Первым делом надо было его как-нибудь повстречать. Хикур стала прохаживаться по улице, где он работал. Однажды он прошел мимо нее с каким-то товарищем. Он не заметил или не узнал ее. Это еще больше подзадорило девушку, и она стала чаще прохаживаться по этой улице. Однажды, когда Шалико шел ей навстречу, поигрывая связкой ключей от магазина, они столкнулись, и он ее узнал.
— Послушай, да не сестричка ли ты Маяны? — спросил он удивленно и ничуть, как она заметила, не смущаясь.
— Вроде бы, — ответила Хикур, как ей казалось, язвительно.
— Ну и растете же вы, — сказал он, с удовольствием оглядывая ее обильную цветущую плоть.
— Кто вверх растет, а кто в землю, — отвечала она, намекая на его коварство.
— Да ты, я вижу, бойкая! — сказал он, продолжая оглядывать Хикур.
— Уж не Маяна, — отвечала она с грозным намеком, но он сделал вид, что ничего не понял.
— И Маяна была хороша, — возразил он примирительно. — Слава богу, вышла замуж… Как отец?
— Дал клятву перед молельным деревом, — сурово ответила Хикур, — выпить кровь того, кто покусится на меня…
Она почувствовала, что в городе, где бегают машины и громоздятся большие дома, клятва отца звучит неубедительно.
— Да кто ж тебя такую тронет! — радостно воскликнул он. — Да ты же сама, небось, кого хочешь убьешь!
— Пусть только покусится, — отвечала Хикур важно, и он рассмеялся.
Он пригласил ее заходить, и через несколько дней она пришла к ним в дом. Хикур решила, что это нужно для ее будущей мести. Жена Шалико очень обрадовалась ей и, вспоминая Маяну, все удивлялась ее внезапному отъезду, из чего Хикур заключила, что она ничего не знает о случившемся с сестрой. «До чего же хитер», — думала Хикур, глядя на своего родственничка, весело мельтешившего перед ней.
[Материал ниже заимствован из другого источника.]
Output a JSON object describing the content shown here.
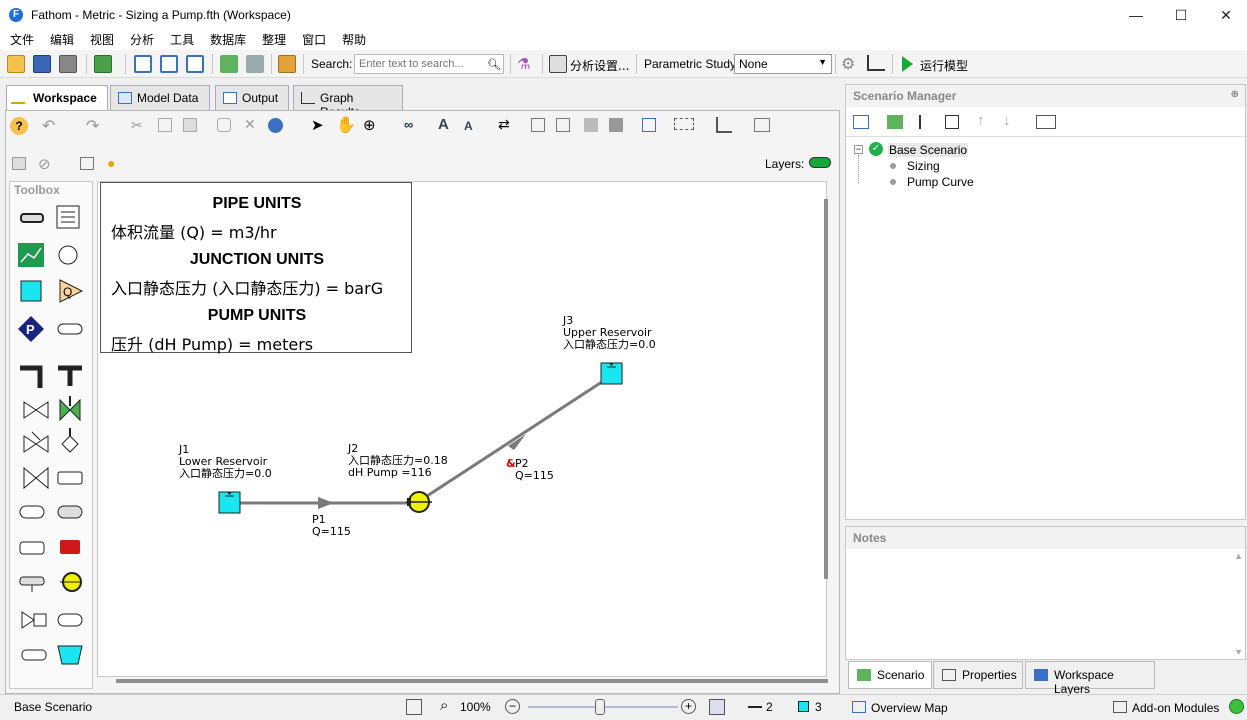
{
  "window": {
    "title": "Fathom - Metric - Sizing a Pump.fth (Workspace)",
    "app_icon_letter": "F",
    "minimize": "—",
    "maximize": "☐",
    "close": "✕"
  },
  "menu": [
    "文件",
    "编辑",
    "视图",
    "分析",
    "工具",
    "数据库",
    "整理",
    "窗口",
    "帮助"
  ],
  "toolbar": {
    "search_label": "Search:",
    "search_placeholder": "Enter text to search...",
    "analysis_settings": "分析设置...",
    "parametric_label": "Parametric Study",
    "parametric_value": "None",
    "run_model": "运行模型"
  },
  "tabs": [
    "Workspace",
    "Model Data",
    "Output",
    "Graph Results"
  ],
  "workspace": {
    "toolbox_title": "Toolbox",
    "layers_label": "Layers:",
    "units": {
      "pipe_head": "PIPE UNITS",
      "pipe_line": "体积流量 (Q) = m3/hr",
      "junction_head": "JUNCTION UNITS",
      "junction_line": "入口静态压力 (入口静态压力) = barG",
      "pump_head": "PUMP UNITS",
      "pump_line": "压升 (dH Pump) = meters"
    },
    "labels": {
      "j1_id": "J1",
      "j1_name": "Lower Reservoir",
      "j1_value": "入口静态压力=0.0",
      "j2_id": "J2",
      "j2_value": "入口静态压力=0.18",
      "j2_dh": "dH Pump =116",
      "j3_id": "J3",
      "j3_name": "Upper Reservoir",
      "j3_value": "入口静态压力=0.0",
      "p1_id": "P1",
      "p1_q": "Q=115",
      "p2_mark": "&",
      "p2_id": "P2",
      "p2_q": "Q=115"
    }
  },
  "statusbar": {
    "scenario": "Base Scenario",
    "zoom": "100%",
    "pipe_count": "2",
    "junction_count": "3"
  },
  "scenario_manager": {
    "title": "Scenario Manager",
    "root": "Base Scenario",
    "children": [
      "Sizing",
      "Pump Curve"
    ]
  },
  "notes": {
    "title": "Notes"
  },
  "bottom_tabs": [
    "Scenario",
    "Properties",
    "Workspace Layers"
  ],
  "bottom_bar": {
    "overview_map": "Overview Map",
    "addon_modules": "Add-on Modules"
  },
  "colors": {
    "accent": "#1e6fd9",
    "reservoir": "#19e6f0",
    "pump": "#f2f200",
    "pipe": "#7a7a7a",
    "run_green": "#18a83a"
  }
}
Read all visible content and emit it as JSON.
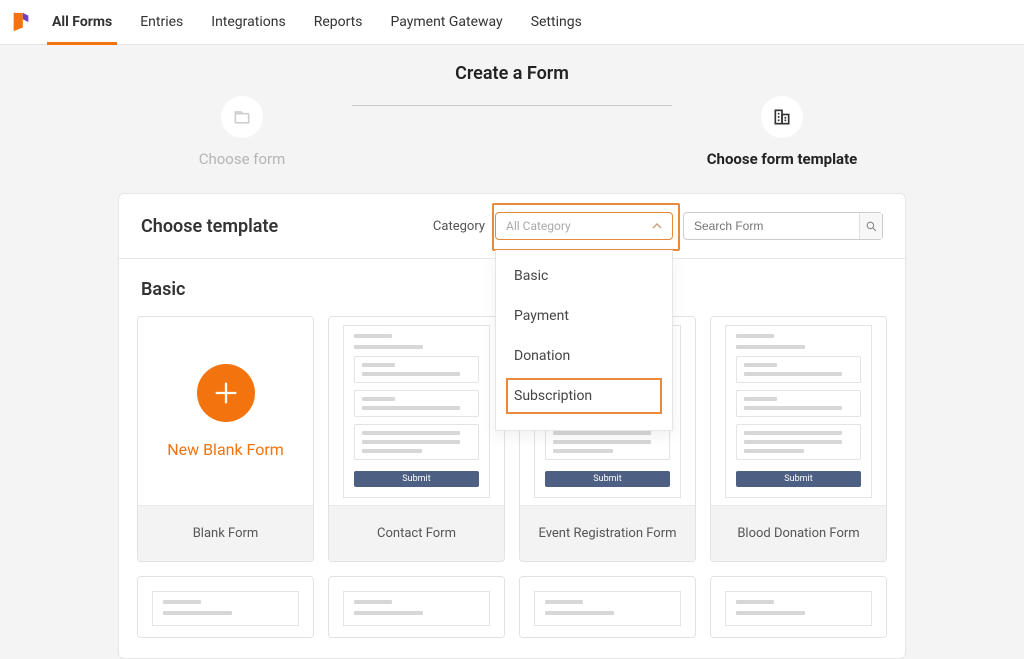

Она стала приходить к ним в дом. Хикур решила подпустить его поближе и, когда станет ясно, что он покушается на ее невинность, убить или, еще лучше, навеки изуродовать. Теперь жена Шалико сама, уезжая куда-нибудь, приглашала Хикур присмотреть за детьми, и та приходила и оставалась ночевать, ни на мгновение не забывая о своем замысле.
Хикур кормила, укладывала детей спать (теперь их было трое), и все думала о предстоящей мести, и все не могла выбрать способ — самый внушительный и беспощадный.
Она еще не могла решить, на какой именно стадии ухаживания может с полным правом проломить ему череп, задушить или навеки изуродовать. Дальше поцелуев он пока не шел, а Хикур считала, что этого вроде недостаточно, чтобы задушить человека или, скажем, проломить ему спину, чтобы он сделался горбуном. По ночам, обдумывая этот способ мести, она язвительно улыбалась, представляя, как он, и без того маленький а теперь сгорбившись, едва торчит над прилавком своего магазина.
А Шалико между тем ждал, когда Хикур привыкнет к его поцелуям и ласки его вызовут в ней ответную вспышку чувственности.
Никаких укоров совести по поводу судьбы Маяны он не испытывал. Он решил, что все кончилось благополучно. Он хорошо одарил Маяну, а то, что она вышла замуж за старого человека, так это их дело. Мало ли в деревнях выходят замуж за стариков?
Наконец наступила ночь, когда они снова остались в доме одни, и каждый про себя решил, что этой ночью все случится. Уложив его детей, Хикур не стала засиживаться за учебниками, а отправилась спать, чутко прислушиваясь к тому, что происходит в доме.
Шалико долго не приходил, и она решила: ждет, чтобы дети крепче уснули. Или ждет, чтобы она уснула? Ну нет, этого не дождется! Примерно через час он погасил свет и, разувшись, тихонько вошел в ее комнату. Хикур лежала не шевелясь.
Она вдруг почувствовала, что боится его нерешительности. Он стоял у дверей и смотрел на кровать, где, замерев, лежала Хикур, боясь, что он испугается и уйдет.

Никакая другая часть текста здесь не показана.